In fact, we should “let all things be as though not” (C. 1.6), leaving aside the nothingness (nada) of life as we focus on the all (todo) of God. We must go deep within ourselves in recollection and hide away with God in the depths of our own inner spirit, leaving aside interest in all else.

We do not gain more knowledge of God but discover God in faith. “Faith and love are like the blind person’s guides. They will lead you along a path unknown to you, to the place where God is hidden” (C. 1.11). We can never rejoice in what we understand or experience of God but only in what we can neither understand nor experience. It is in darkness that we see who God is.

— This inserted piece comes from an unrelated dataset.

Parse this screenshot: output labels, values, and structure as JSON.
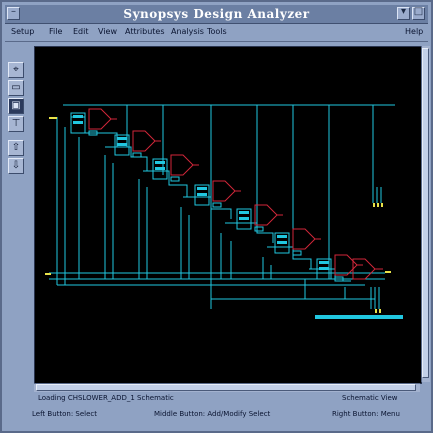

We seek God who reveals self in the dark night of contemplation, and this requires of us discipline of life, a single-minded dedication to God, priorities that focus all life in the pursuit of God, and careful correction of our faults. Then we can ready ourselves for God’s illumination as we are enlightened in the dark night. Like the soul in the story we must arrive at the point of wanting no more messengers. We must be content with nothing except the revelation of God in contemplation (C. 6.1-2).

Journeying to Mt Carmel

Journeying to Mt Carmel

Part of our contribution is to engage in a relentless search. “Seeking my love,” we must do all that is possible in a journey away from self and towards God. For this search we will need a heart that is naked, strong, and free (C. 3.5) and a clearly developed self-knowledge (C. 4.1). This search can include an appreciation of the wonders of God’s love in creation (C. 4.3) insofar as they can awaken us to love God more. It will be a journey in pain and longings, in poverty of spirit, and in love (C. 1. 13-14).